Im Vergeich zu anderen Regionen ist Rajasthan touristisch sehr gut erschlossen. Es gibt eine Menge Hotels, Restaurants, Tourguides und alle Highlights sind gut erreichbar. Von Delhi fährt täglich mehrmals ein Zug über Jaipur und Jodhpur bis nach Jaisalmer und es gibt auch zahlreiche Busverbindungen. Man kann auch Komplettpakete buchen inklusive persönlichen Fahrer und Guide, wenn man sich nicht unbedingt mit der lokalen indischen Bürokratie auseinandersetzen will.
Jaisalmer liegt mitten in der Wüste und hat wie viele der Städte der Region ein ansehnliches Fort, das auf einem Hügel gebaut ist. Dass es dieser Stadt mal richtig gut ging, sieht man an den zahlreichen Villen rund um das Fort (sog. Havelis), die meist mehrstöckig und mit reichlich Kunstverzierungen (Marmor, Edelsteine, Elfenbein) versehen sind. Auch gibt es in der gesamten Altstadt ein Abwassersystem, das für damalige Verhältnisse recht fortschrittlich war.

Fort Jaisalmer

Eine Haveli (Villa) aus dem 19. Jahrhundert in Jaisalmer

Highlight dieser Station war die Übernachtung in einem der Wüstencamps außerhalb der Stadt, inklusive eines Kamelritts im Sonnenuntergang. Am Abend gab es noch ein Kulturprogramm mit Rajasthan-Musik, das ich eher aus Alternativlosigkeit besuchte. Außerdem konnte man sich der Musik in den Wüstenzelten kaum entziehen. Ich war der einzige "West'ler" weit und breit und da nicht alle Inder den Anblick von allein reisenden Personen gewohnt sind, wurde ich sogleich von einem Pärchen "adoptiert", mit dem ich mich nett unterhalten habe.

Kamelreiten in den Dünen Rajasthans (nahe Jaisalmer)

Sonnenuntergang in der Wüste

Am nächsten Morgen ging es dann nach Jodhpur, der "blauen Stadt", wie sie auch genannt wird aufgrund der blau bemalten Häuser in der Altstadt. Das Highlight dieser Stadt ist jedoch das über allen Häusern thronende Meherangarh-Fort, das mich an eine Supersize-Ausgabe der Festung Königstein in der Sächsichen Schweiz erinnerte. Ich habe in meinem Leben noch nicht solch ein großes Fort gesehen. Auf einem 100 m hohen Felsen erhebt sich die Festung und ist bereits von weitem unübersehbar. Das Fort wurde mit Beginn der Stadtgründung Jodhpurs 1459 erbaut. Die heutige Bausubstanz stammt jedoch aus den 17. Jahrhundert.

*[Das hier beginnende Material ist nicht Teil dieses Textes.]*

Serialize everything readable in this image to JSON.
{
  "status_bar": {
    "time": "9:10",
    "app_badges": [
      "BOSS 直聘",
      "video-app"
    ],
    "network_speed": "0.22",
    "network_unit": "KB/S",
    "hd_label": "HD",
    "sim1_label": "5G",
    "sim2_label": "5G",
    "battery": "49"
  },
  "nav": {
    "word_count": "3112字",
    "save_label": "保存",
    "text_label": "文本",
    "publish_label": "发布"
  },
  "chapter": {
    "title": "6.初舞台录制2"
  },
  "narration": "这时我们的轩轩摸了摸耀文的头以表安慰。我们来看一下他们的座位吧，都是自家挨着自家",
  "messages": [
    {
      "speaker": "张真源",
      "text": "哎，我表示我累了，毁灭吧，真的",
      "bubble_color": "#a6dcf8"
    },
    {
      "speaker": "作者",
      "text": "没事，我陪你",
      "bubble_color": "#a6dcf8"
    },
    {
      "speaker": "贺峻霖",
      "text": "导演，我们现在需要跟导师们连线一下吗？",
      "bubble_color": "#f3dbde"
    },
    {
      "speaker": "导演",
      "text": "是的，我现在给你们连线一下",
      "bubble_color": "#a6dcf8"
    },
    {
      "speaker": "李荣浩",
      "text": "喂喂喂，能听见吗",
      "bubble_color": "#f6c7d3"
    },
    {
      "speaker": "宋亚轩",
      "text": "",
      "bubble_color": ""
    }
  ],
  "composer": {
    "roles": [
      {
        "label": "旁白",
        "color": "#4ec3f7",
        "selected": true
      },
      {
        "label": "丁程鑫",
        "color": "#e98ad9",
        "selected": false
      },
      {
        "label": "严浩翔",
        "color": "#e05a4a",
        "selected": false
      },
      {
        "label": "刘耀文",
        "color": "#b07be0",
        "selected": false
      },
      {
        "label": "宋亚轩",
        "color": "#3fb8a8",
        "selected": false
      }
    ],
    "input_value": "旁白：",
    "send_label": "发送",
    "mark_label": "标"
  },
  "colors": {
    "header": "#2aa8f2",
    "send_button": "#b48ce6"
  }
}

Meherangarh Fort in Jodhpur

Blick auf die Altstadt mit den blau angemalten Häusern vom Fort 
Meherangarh

Am Aufgang sprang mir ein interessantes Angebot ins Auge. Rund um das Fort gab es einen Seilparcours, den man absolvieren konnte. Nachdem ich gelesen habe, dass das "Equipment imported from France" ist, war ich vollends überzeugt und glücklicherweise noch spontan ein Platz frei. Insgesamt sechs Abgründe gab es zu überwinden mit einer tollen Aussicht auf das Fort. Es hat riesen Spaß gemacht und ich kann es nur jedem empfehlen. Sogar eine Szene von "Batman 3 - The Dark Knight Rises" wurde hier gedreht.

Seilparcours um das 
Meherangarh Fort in Jodhpur

Am nächsten Tag war dann der kurze Ausflug in den Norden Indiens dann auch schon wieder zu Ende und es begann eine fast 24-stündige Reise per Flugzeug von Jodhpur über Mumbai und Bangkok nach Rangun in Myanmar, jeweils mit bis zu sechs Stunden Aufenthalt. Sehr übermüdet bin ich wohlbehalten eingetroffen und trotz der Vorfreude auf das Kommende traurig, dass die Zeit in Indien schon wieder vorbei ist.